How could anyone react to it all? The easiest way to recover one’s bearings was to look away from Trump for a while. The worst piece of journalism of the year — or as bad a piece as any, and a failure defining our moment — didn’t even have to do with the United States. It was a think piece by Megan McArdle for Bloomberg View, dashed off immediately after the Grenfell Tower fire.
It didn’t really have to do with Grenfell. With less than half the eventual death toll on the books, McArdle felt the urge to warn, in abstract economist terms, against overvaluing the lost lives. “It’s possible that by allowing large residential buildings to operate without sprinkler systems,” McArdle wrote, “the British government has prevented untold thousands of people from being driven into homelessness by higher housing costs.”
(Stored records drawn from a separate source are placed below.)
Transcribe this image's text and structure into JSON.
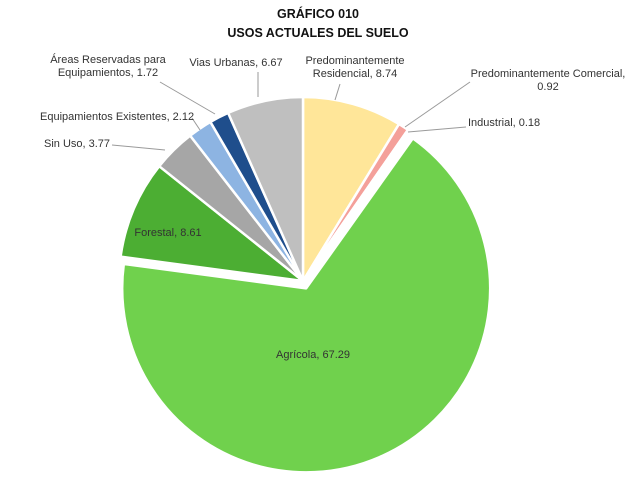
{
  "chart_data": {
    "type": "pie",
    "title": "GRÁFICO 010",
    "subtitle": "USOS ACTUALES  DEL SUELO",
    "slices": [
      {
        "name": "Predominantemente Residencial",
        "label_lines": [
          "Predominantemente",
          "Residencial, 8.74"
        ],
        "value": 8.74,
        "color": "#ffe699"
      },
      {
        "name": "Predominantemente Comercial",
        "label_lines": [
          "Predominantemente Comercial,",
          "0.92"
        ],
        "value": 0.92,
        "color": "#f4a09a"
      },
      {
        "name": "Industrial",
        "label_lines": [
          "Industrial, 0.18"
        ],
        "value": 0.18,
        "color": "#c9c9c9"
      },
      {
        "name": "Agrícola",
        "label_lines": [
          "Agrícola, 67.29"
        ],
        "value": 67.29,
        "color": "#70d14d",
        "explode": true
      },
      {
        "name": "Forestal",
        "label_lines": [
          "Forestal, 8.61"
        ],
        "value": 8.61,
        "color": "#4cae33"
      },
      {
        "name": "Sin Uso",
        "label_lines": [
          "Sin Uso, 3.77"
        ],
        "value": 3.77,
        "color": "#a6a6a6"
      },
      {
        "name": "Equipamientos Existentes",
        "label_lines": [
          "Equipamientos Existentes, 2.12"
        ],
        "value": 2.12,
        "color": "#8db4e2"
      },
      {
        "name": "Áreas Reservadas para Equipamientos",
        "label_lines": [
          "Áreas Reservadas para",
          "Equipamientos, 1.72"
        ],
        "value": 1.72,
        "color": "#1f4e8c"
      },
      {
        "name": "Vías Urbanas",
        "label_lines": [
          "Vias Urbanas, 6.67"
        ],
        "value": 6.67,
        "color": "#bfbfbf"
      }
    ],
    "legend": "none",
    "label_style": "outside with leader lines; Agrícola and Forestal inside"
  }
}
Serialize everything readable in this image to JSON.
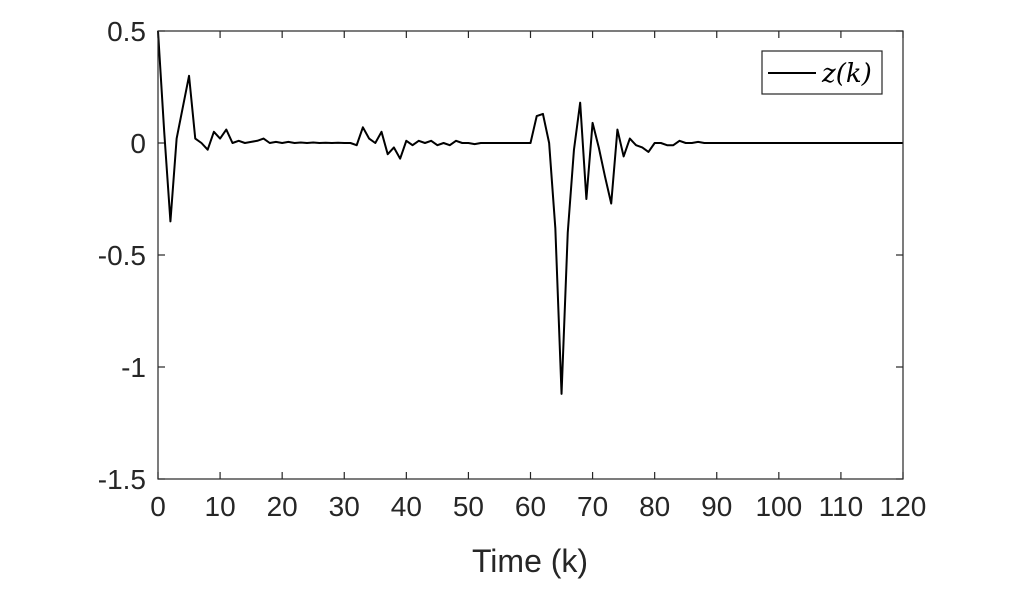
{
  "chart_data": {
    "type": "line",
    "title": "",
    "xlabel": "Time (k)",
    "ylabel": "",
    "xlim": [
      0,
      120
    ],
    "ylim": [
      -1.5,
      0.5
    ],
    "xticks": [
      "0",
      "10",
      "20",
      "30",
      "40",
      "50",
      "60",
      "70",
      "80",
      "90",
      "100",
      "110",
      "120"
    ],
    "yticks": [
      "0.5",
      "0",
      "-0.5",
      "-1",
      "-1.5"
    ],
    "grid": false,
    "legend_position": "top-right",
    "series": [
      {
        "name": "z(k)",
        "color": "#000000",
        "x": [
          0,
          1,
          2,
          3,
          4,
          5,
          6,
          7,
          8,
          9,
          10,
          11,
          12,
          13,
          14,
          15,
          16,
          17,
          18,
          19,
          20,
          21,
          22,
          23,
          24,
          25,
          26,
          27,
          28,
          29,
          30,
          31,
          32,
          33,
          34,
          35,
          36,
          37,
          38,
          39,
          40,
          41,
          42,
          43,
          44,
          45,
          46,
          47,
          48,
          49,
          50,
          51,
          52,
          53,
          54,
          55,
          56,
          57,
          58,
          59,
          60,
          61,
          62,
          63,
          64,
          65,
          66,
          67,
          68,
          69,
          70,
          71,
          72,
          73,
          74,
          75,
          76,
          77,
          78,
          79,
          80,
          81,
          82,
          83,
          84,
          85,
          86,
          87,
          88,
          89,
          90,
          91,
          92,
          93,
          94,
          95,
          96,
          97,
          98,
          99,
          100,
          101,
          102,
          103,
          104,
          105,
          106,
          107,
          108,
          109,
          110,
          111,
          112,
          113,
          114,
          115,
          116,
          117,
          118,
          119,
          120
        ],
        "y": [
          0.5,
          0.05,
          -0.35,
          0.02,
          0.16,
          0.3,
          0.02,
          0.0,
          -0.03,
          0.05,
          0.02,
          0.06,
          0.0,
          0.01,
          0.0,
          0.005,
          0.01,
          0.02,
          0.0,
          0.005,
          0.0,
          0.005,
          0.0,
          0.002,
          0.0,
          0.002,
          0.0,
          0.001,
          0.0,
          0.001,
          0.0,
          0.0,
          -0.01,
          0.07,
          0.02,
          0.0,
          0.05,
          -0.05,
          -0.02,
          -0.07,
          0.01,
          -0.01,
          0.01,
          0.0,
          0.01,
          -0.01,
          0.0,
          -0.01,
          0.01,
          0.0,
          0.0,
          -0.005,
          0.0,
          0.0,
          0.0,
          0.0,
          0.0,
          0.0,
          0.0,
          0.0,
          0.0,
          0.12,
          0.13,
          0.0,
          -0.38,
          -1.12,
          -0.4,
          -0.03,
          0.18,
          -0.25,
          0.09,
          -0.02,
          -0.15,
          -0.27,
          0.06,
          -0.06,
          0.02,
          -0.01,
          -0.02,
          -0.04,
          0.0,
          0.0,
          -0.01,
          -0.01,
          0.01,
          0.0,
          0.0,
          0.005,
          0.0,
          0.0,
          0.0,
          0.0,
          0.0,
          0.0,
          0.0,
          0.0,
          0.0,
          0.0,
          0.0,
          0.0,
          0.0,
          0.0,
          0.0,
          0.0,
          0.0,
          0.0,
          0.0,
          0.0,
          0.0,
          0.0,
          0.0,
          0.0,
          0.0,
          0.0,
          0.0,
          0.0,
          0.0,
          0.0,
          0.0,
          0.0,
          0.0
        ]
      }
    ]
  },
  "legend": {
    "prefix": "z(",
    "var": "k",
    "suffix": ")"
  }
}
The reall issue with Grenfell was the cladding material used on the building, which was not appropriately fireproof and which is banned for such uses in communist countries like the United States. Accepted figure seems to be that the added cost of fireproof cladding would have been about $450,000, or $3750 per unit. Figure a 20 year lifespan (I am making this up) and that's 15 bucks per month per unit (add financing, take away depreciation - I don't know how UK taxes work on this stuff).
Cost benefit analysis is very serious, especially when you don't even make a half-assed attempt to do it as I just did in 5 minutes or understand any of the issues involved. But, hey, the people died because capitalism is always good.